Domingo de Páscoa

"O Domingo de Páscoa dura oito dias, a Oitava da festa maior que estica o tempo litúrgico, para nos manter focados no presente. Isso ajuda a justificar o envio da mensagem de nosso retiro com um dia de atraso, no tempo secular. A outra razão é dupla: uma Vigília que terminou tarde e recomeçou muito cedo.

Os participantes do retiro e os ilhéus reuniram-se na igreja para a primeira Vigília de Páscoa da ilha de Bere, em muitos anos. Ignorando os avisos recebidos, iniciamos o fogo da Páscoa em um velho carrinho de mão, nos degraus da igreja. Rugia quando chegavam as pessoas, mas, então, queimou o fundo do carrinho e começou a consumir o pneu de borracha. A interpretação teológica nos chegou mais tarde de Giovanni: o amor de Deus que consome tudo o que ama, o combustível e o fogo tornando-se um. Naquele momento, nos posicionávamos de acordo com os ventos que mudavam de direção, para evitar a fumaça negra. Acredito não haver nenhuma menção de fumaça na descrição da sarsa ardente. Porém, sob a luz da lua cheia que apenas se elevava, o carrinho incendiado acendeu a vela da Páscoa e em seguida as cerca de cem luzes que cada um de nós carregava, em procissão para a igreja, de modo a mais uma vez ouvirmos a antiga história, cantarmos as esperadas aleluias e uma adaptação de Leonard Cohen, mergulharmos a vela na fonte, celebrarmos a Eucaristia e meditarmos.

Às 5:30 da manhã seguinte, nos reunimos na fria e tumultuada escuridão, no meio de uma elevação, alinhados, olhando para o mar. Tal como adoradores neolíticos, nos precipitamos ao redor do menhir, a pedra da qual se diz estar posicionada no exato centro da ilha. Não o centro matemático, ao que parece, mas, talvez, um outro tipo de centro.

Formávamos um corpo de Cristo, bem humorado, tiritante e risonho, quando cantamos cânticos e hinos, a começar pelo gayatri cósmico, evoluindo para a música cristã que, tanto expressa, quanto alimenta nossa fé. Quando o horizonte se iluminou, fizemos a leitura do evangelho de João, dos discípulos que descobriram a tumba vazia, de Maria, que ficou para trás chorando e ouviu-se chamada no reconhecimento de Jesus. No lento amanhecer, um corpo se comprimiu ao meu, identificando-se como um ilhéu e, outro, como uma nova e recente adição a nosso retiro, vindo de Praga. A Ressurreição possui um momento na história, do contrário não teríamos conseguido ser por ela tocados, mas, nunca deixa de se expandir.

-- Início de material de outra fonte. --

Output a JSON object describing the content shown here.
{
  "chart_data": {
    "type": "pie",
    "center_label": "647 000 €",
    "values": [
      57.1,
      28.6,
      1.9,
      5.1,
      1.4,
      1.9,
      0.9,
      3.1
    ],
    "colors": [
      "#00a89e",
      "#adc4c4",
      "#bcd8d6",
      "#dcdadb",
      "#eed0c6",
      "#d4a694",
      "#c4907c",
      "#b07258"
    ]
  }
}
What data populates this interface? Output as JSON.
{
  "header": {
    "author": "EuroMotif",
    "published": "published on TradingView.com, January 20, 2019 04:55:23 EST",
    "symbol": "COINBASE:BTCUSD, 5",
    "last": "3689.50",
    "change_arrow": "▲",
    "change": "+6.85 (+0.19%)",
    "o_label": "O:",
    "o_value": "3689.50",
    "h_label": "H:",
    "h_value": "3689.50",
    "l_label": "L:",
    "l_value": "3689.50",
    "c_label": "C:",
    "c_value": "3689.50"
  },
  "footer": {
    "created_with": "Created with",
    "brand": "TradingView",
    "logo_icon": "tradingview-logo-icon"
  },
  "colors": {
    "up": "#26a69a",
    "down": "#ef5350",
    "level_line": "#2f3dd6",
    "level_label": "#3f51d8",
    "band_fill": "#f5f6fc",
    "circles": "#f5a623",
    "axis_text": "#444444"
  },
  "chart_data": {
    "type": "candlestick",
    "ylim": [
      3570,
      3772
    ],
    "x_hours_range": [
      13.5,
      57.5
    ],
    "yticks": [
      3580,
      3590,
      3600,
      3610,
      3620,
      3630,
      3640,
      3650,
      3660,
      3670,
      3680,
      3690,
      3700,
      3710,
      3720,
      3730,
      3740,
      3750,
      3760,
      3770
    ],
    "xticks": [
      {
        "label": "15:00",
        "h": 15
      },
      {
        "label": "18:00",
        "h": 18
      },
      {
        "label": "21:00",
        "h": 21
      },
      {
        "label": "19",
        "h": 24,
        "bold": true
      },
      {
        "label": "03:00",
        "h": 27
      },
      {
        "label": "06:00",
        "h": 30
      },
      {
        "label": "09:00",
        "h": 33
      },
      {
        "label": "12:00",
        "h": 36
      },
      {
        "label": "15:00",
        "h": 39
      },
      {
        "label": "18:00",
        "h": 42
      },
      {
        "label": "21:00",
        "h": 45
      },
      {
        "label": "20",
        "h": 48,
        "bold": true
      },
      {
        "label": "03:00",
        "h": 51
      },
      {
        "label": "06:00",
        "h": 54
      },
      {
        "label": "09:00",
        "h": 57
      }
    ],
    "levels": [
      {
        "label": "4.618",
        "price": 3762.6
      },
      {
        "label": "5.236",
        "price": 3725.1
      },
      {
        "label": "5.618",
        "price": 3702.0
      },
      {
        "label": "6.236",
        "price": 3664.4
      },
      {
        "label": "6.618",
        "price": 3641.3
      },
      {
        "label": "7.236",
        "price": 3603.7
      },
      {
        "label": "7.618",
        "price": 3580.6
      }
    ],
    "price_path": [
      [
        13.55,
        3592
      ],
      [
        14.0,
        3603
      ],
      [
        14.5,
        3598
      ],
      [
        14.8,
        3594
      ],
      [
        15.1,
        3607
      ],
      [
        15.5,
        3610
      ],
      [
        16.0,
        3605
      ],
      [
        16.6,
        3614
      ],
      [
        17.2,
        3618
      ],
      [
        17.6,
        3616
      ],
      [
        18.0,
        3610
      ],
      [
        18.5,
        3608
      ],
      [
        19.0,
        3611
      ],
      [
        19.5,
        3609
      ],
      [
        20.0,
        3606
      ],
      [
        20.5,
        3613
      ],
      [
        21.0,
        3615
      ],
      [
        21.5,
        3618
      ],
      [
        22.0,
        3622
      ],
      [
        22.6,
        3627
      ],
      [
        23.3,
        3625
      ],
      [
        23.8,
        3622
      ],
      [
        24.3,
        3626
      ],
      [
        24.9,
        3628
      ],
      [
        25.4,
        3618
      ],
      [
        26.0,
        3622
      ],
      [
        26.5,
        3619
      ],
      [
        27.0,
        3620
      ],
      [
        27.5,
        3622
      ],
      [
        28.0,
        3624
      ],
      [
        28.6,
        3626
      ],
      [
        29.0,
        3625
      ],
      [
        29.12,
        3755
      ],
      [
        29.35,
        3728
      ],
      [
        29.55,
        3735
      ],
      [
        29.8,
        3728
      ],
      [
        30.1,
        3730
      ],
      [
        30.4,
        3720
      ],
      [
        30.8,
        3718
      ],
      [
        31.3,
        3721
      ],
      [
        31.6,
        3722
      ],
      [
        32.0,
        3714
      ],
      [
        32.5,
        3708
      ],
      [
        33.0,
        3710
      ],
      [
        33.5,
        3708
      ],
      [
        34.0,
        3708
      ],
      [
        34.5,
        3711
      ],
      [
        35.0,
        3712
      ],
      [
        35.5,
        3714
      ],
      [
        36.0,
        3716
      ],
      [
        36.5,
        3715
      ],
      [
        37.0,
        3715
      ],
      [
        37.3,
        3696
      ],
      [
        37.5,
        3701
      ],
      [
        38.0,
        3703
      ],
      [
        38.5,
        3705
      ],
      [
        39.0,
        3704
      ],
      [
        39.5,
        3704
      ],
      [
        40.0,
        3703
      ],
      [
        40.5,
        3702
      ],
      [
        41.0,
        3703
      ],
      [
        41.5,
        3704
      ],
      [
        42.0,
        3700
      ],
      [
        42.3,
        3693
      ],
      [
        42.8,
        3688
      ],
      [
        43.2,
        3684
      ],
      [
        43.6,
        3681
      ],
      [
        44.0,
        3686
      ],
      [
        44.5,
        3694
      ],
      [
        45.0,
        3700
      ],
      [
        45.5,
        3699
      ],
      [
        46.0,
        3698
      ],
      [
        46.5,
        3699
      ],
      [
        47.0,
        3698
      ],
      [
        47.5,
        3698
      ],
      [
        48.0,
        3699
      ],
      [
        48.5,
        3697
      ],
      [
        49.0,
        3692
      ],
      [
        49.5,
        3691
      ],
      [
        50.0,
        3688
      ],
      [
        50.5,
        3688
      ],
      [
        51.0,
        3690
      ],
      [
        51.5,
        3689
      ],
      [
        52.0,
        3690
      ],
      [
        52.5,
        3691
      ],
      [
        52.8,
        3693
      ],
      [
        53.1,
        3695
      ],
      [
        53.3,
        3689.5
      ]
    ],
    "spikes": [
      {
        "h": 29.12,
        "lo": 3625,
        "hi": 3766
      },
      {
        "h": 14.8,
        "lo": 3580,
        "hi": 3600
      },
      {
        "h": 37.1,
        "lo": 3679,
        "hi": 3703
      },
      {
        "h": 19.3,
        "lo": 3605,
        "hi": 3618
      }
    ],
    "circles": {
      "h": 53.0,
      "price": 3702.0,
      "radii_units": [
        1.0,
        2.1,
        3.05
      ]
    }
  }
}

Morrer leva sempre ao renascimento, esta é a lei do karma e da física. A energia não pode ser destruída, apenas re-formada. Porém, se adentrarmos a morte com fé, ativos em amor, nos asseguram (e, na ressurreição estamos convencidos) que não será renascimento, mas, ressurreição, o que se seguirá. Uma libertação do compulsivo ciclo de nascimento e morte, para o momento do Cristo do dia eterno, o Eu Sou de Deus.

Ao deixarmos a ilha com a balsa, ontem à tarde, conversei por alguns momentos com o piloto, Colm, cujo filho se afogou há três semanas. Era a primeira vez que o via depois de sua tragédia, de trágica familiaridade para ele, também, pois anos atrás seu irmão também se afogara. Sua face enrugada, sulcada por décadas de trabalho como piloto de balsa em todo tipo de clima, e, seus olhos claros, não se esquivaram ao transmitir seu pesar, descrevendo-o completa e abertamente, de modo impressionante, em tão breve espaço, mas, dizendo apenas, na verdade, que não há palavras, não há explicações. Não há palavras para descrever uma tal perda, assim como não há palavras para descrever uma tal esperança, como a que a Páscoa insiste em dar.

Talvez, a antiga fé, renovada a cada ano, tal como ora fizemos e, ainda fazemos, abraça e encontra o espaço para todas as dúvidas que nosso caráter mundano e, às vezes, nosso interesse pelos assuntos mundanos, tornam inevitáveis.